16. Now the truth of the continuous narrative which forms the annals of this wondrous people would demonstrate a great deal more than what we at present are in quest of that the world had a beginning or rather that many of the world's present organizations had a beginning, and have not been perpetuated everlastingly from one generation to another by those laws of transmission which now prevail over the wide extent of the animal and vegetable kingdoms. We hold the Jewish Scriptures to be authentic memorials of this fact--and although we might afterwards find a better place for the contents both of the Jewish and Christian revelations-yet we cannot forbear, amid all that is imagined about the sufficiency of the natural argument, to offer our passing homage to these greater and lesser lights of our Moral Hemisphere, which have both of them together poured a flood of radiance over the field of Natural Religion, and so as to have manifested many objects there which would have been but dimly seen by the eye of Nature. Believing as we do that the surest of all philosophy is that which rests on the basis of well-accredited facts, in justice to our views on the strict science of the question, we

must state the informations even of the Old Testament to be far more satisfying to ourselves than all the vaunted theorems of academic demonstration.
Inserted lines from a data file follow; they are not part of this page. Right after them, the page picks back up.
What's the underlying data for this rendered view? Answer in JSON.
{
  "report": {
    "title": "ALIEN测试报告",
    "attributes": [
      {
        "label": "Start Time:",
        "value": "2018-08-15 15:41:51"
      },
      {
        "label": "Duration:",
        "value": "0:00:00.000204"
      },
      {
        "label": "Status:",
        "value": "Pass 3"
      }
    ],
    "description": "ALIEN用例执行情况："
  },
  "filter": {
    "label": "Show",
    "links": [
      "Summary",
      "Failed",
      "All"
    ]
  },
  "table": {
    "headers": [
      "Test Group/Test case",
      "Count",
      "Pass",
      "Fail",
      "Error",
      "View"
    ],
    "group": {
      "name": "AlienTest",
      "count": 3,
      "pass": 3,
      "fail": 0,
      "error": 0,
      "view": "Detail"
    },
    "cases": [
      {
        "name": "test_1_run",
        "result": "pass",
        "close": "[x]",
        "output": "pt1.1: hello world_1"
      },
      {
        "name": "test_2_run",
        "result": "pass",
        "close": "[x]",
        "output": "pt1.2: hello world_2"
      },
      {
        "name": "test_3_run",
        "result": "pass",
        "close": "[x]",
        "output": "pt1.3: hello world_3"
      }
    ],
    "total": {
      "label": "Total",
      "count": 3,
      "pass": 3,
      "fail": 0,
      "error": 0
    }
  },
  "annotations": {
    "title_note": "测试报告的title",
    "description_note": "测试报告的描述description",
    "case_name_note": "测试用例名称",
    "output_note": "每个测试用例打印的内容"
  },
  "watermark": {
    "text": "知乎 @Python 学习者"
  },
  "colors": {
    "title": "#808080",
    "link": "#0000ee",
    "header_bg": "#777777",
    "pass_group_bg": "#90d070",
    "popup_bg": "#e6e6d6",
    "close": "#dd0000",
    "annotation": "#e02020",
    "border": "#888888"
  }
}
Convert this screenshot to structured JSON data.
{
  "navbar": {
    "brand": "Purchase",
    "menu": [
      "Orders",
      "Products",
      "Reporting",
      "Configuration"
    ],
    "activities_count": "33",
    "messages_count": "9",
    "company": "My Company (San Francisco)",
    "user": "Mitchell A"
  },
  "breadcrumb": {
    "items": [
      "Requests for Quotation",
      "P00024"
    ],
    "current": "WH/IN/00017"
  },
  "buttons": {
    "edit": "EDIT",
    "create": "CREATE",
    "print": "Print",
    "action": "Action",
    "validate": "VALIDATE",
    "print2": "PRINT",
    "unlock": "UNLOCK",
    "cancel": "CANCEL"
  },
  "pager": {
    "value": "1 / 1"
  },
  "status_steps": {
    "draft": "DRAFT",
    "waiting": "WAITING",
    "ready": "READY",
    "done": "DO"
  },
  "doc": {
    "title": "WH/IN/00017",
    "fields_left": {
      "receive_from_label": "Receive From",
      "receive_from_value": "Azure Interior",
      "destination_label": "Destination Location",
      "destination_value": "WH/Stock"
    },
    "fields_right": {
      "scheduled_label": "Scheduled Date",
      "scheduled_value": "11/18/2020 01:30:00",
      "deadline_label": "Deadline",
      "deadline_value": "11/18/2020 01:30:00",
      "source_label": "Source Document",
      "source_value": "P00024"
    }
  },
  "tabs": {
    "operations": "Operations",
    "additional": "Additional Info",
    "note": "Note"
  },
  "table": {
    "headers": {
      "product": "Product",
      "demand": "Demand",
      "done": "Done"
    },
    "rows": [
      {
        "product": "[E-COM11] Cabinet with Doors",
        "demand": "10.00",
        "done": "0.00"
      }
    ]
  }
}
There is a great reigning spirit by which the varied authorship of this book is so marked and harmonized there is such a unity of design and contemplation in writings that lie scattered over the tract of many centuries-there is such a stately and consistent march from the first dawnings of this singular history, towards that great evolution in which the whole prophecy and priesthood of the consecrated land converged and terminated-there is withal such an air of simple and venerable greatness over this earlier record-such loftiness in its poetry-such obvious characters of truth and sanctity and moral earnestness throughout all its compositions, as superadd the strongest weight of internal testimony to the outward and historical evidence by which it is supported. This may afterwards be more distinctly unfolded-but we cannot even at this stage of our inquiries withhold all reference to a Book on whose aspect there sits the expression of most unfeigned honesty, and in whose disclosures we have lessons of the sublimest Theism.